The advent of lightweight probes and shovels and the technological advances of avalanche transceivers and products such as the AvaLung have emboldened backcountry travelers — and saved lives. A backpack full of tools is of little use, however, if the trapped individual is not familiar with his or her equipment.

“Beacons are nothing more than an expensive rabbit’s foot unless you practice often,” said Bruce Tremper, avalanche expert and director of the Forest Service Utah Avalanche Center.

In the excitement of purchasing a new snowmobile or pair of snowshoes, many people buy the emergency equipment the salesman suggests, only to realize they have no idea how to work the little gadget with the flashing light. Although the technology of avalanche transceivers is simple, it can take some getting used to. Even backcountry guides and ski patrollers work frequently to hone their beacon skills. Thanks to some of these local professionals, Utahns now have a multitude of beacon practice facilities where anyone can take their beacon and learn the skills that could save one’s life or the life of a friend.

Thanks to the Wasatch Backcountry Rescue and some Utah ski resorts, there are now four EasySearch beacon practice parks within an hour of Salt Lake City. The parks featuring the Swiss EasySearch systems are open and free to the public all winter. The parks are located near the bases of Snowbird, Snowbasin, Solitude and The Canyons.

The wireless EasySearch systems are portable and solar-powered. The brain of the system can remotely activate multiple beacons buried under varying depths of snow. Once the beacons have been turned on, searchers use their own beacons to locate the EasySearch beacons, turning them off by striking a plate with an avalanche probe. After all the beacons have been located, participants can return to the control unit to find out how long it took them to find each beacon.

“Beacons only work if you practice regularly with them and that includes digging practice,” said Tremper, who practices monthly with his staff at one of the facilities. “Since most recreational users don’t practice very often, very few are able to find their partner in time to save their life.”

Tremper also recommends that anyone wearing a beacon also wear an AvaLung, which allows a buried victim to breathe for an hour rather than the 15 minutes he or she would have without an AvaLung.

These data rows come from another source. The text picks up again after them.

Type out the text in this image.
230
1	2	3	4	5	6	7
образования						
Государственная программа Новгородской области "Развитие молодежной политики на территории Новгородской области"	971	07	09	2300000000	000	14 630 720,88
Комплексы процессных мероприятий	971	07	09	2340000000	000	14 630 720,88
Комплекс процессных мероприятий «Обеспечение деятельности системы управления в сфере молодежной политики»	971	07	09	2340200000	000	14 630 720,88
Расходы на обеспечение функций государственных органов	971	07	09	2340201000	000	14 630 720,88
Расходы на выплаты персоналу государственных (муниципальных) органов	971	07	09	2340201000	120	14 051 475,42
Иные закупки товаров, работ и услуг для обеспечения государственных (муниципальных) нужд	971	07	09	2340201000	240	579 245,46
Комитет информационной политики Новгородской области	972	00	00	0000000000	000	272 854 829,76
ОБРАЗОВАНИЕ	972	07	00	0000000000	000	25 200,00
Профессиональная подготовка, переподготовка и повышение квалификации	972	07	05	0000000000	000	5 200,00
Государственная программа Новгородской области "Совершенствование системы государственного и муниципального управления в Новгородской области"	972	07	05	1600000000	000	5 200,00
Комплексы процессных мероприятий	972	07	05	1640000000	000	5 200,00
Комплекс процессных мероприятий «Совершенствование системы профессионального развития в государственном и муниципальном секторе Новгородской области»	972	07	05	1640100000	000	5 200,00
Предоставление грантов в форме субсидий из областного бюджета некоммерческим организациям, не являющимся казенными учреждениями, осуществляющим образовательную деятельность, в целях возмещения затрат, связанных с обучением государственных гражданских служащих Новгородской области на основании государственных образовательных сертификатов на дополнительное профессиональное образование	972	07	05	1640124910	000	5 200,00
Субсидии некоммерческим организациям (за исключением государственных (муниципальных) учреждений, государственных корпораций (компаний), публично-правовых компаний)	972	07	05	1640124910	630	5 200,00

Another park dedicated to helping snowmobilers learn to use avalanche beacons is located in the Uinta Mountains at Noblett’s trailhead. The Uinta park was brought to the state by the Utah Avalanche Center working with Backcountry Access, a Boulder, Colo., based company. This park is open and free to all users throughout the winter. This system utilizes beacons connected to the control panel by buried wires. As with the EasySearch parks, the searchers deactivate the buried beacons by probing strike boards.

Although organizations like Search and Rescue and the Wasatch Backcountry Rescue exist to help stranded travelers, an avalanche victim’s best chance at survival is in the hands of his or her companions. Time is precious to a person running out of oxygen under eight feet of snow. Even if a companion finds a victim with a transceiver or probe he or she still must shovel two tons of dense snow by hand to free someone buried under four feet of snow.

Most ski shops sell four or five different models of beacons. Everyone has a preference when it comes to design and features, but all beacons are designed to be used together. The practice parks are designed to work with all modern beacons.

Another great way to become more comfortable in avalanche terrain — while getting school credit — is to take one of the classes offered by the U’s Parks, Recreation, and Tourism department. Backcountry Avalanche and Avalanche Awareness classes are taught each Spring Semester. The classes fill up fast, so if you can’t get on the waiting list this semester be sure to think ahead for next year.

Beacons, shovels, probes and many other backcountry products can be rented through the U’s outdoor recreation program located on 2140 East Red Butte Rd.